Come si era arrivati a questo? Come si era creata una tale distorsione e orrenda caricatura dell'esempio, delle parole e del carattere di Gesù? Tutto era iniziato in quei secoli in cui si volle eliminare il dissenso per stabilire un'unica ortodossia in un impero che insisteva su di un ordinamento uniforme, anche per la religione. Tutto cominciò dall'idea che la cristianità potesse instaurare il regno di Dio in terra con la spada, la politica e gli strumenti di questo mondo, tra questi la teologia, cui fu dato il compito di giudicare fra ortodossia ed eresia. I tenui e instabili criteri che i teologi fornirono diventarono così anche il fattore decisivo per decidere chi dovesse andare in paradiso e chi all'inferno.

Tuttora, in quasi ogni ramo della cristianità, sussiste quello stesso metodo di valutazione. Ognuno rivendica la propria ortodossia e denuncia l'eterodossia o l'eresia degli altri. Le necessità storiche di preservare la propria forma di cristianità, di prevenire una fuga di fedeli verso la cristianità concorrente, hanno sempre fatto sì chi i teologi di una particolare cristianità, ortodossa, cattolica o riformata che fosse, producessero un ampio volume di teologie apologetiche. Questo tipo di teologie, oltre che a rivendicare un ruolo fondamentale delle idee, delle tradizioni o della ritualità di una particolare istituzione, definendola immancabilmente come l'”unica e vera chiesa”, dichiaravano, inoltre, l’adesione all'istituzione strumento indispensabile per la salvezza, e che senza di essa, senza la partecipazione ai suoi sacramenti, ai suoi riti ecc., vi fosse l'inferno. Questo tipo d'insegnamento era estremamente efficace per incutere nei fedeli il timore di allontanarsi dalla loro chiesa e migrare verso altre confessioni. Tutto questo era imperniato principalmente nella paura di un inferno eterno, una paura spesso consapevolmente utilizzata a danno di milioni di persone semplici e a favore di potenti istituzioni ecclesiastiche. Così facendo si rendeva la salvezza un oggetto, un prodotto elargito da una particolare istituzione cristiana che si era auto-abilitata a rilasciare un, anzi, “il” “passaporto” valido per l’aldilà.

Per quanto riguarda i criteri biblici della cosiddetta salvezza dell'anima, cito di nuovo il dottor Ken Vincent, che afferma ci siano ben 139 versetti nel Nuovo Testamento a sostegno di una salvezza gratuita, per grazia. Poi anche 551 versetti che indicano la salvezza tramite le buone opere e 178 versetti che indicano una salvezza universale, cioè che tutti saranno eventualmente salvati. Cita poi anche 31 versetti che indicano che l'inferno non è permanente e fa notare una quarta posizione teologica, la dottrina della predestinazione, che dispone di 77 versetti a suo favore. Ora si può essere in disaccordo sul numero esatto di riferimenti biblici, ma non si può negare che queste siano posizioni teologiche ampiamente sostenute, sia dalle scritture sia da un buon numero di teologi e confessioni.

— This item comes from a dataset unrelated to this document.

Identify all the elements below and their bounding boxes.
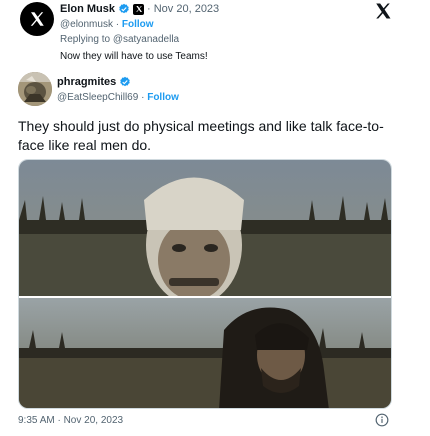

Da questa vastità di dati e di opinioni, vediamo quanto sia pressoché impossibile arrivare a una conclusione comune. Se cerchiamo l'uniformità e una conferma indiscutibile di una qualsiasi interpretazione teologica non la troveremo mai. Ovviamente la risposta è altrove, in qualcosa che sfugge a gran parte della teologia dogmatica, analitica e razionale. Qualcosa che ovviamente non può essere dimostrato tramite l'esegesi e l’ermeneutica del testo biblico, ma che va oltre e oserei dire è assai più semplice, così semplice che bisogna essere bambini per capirlo.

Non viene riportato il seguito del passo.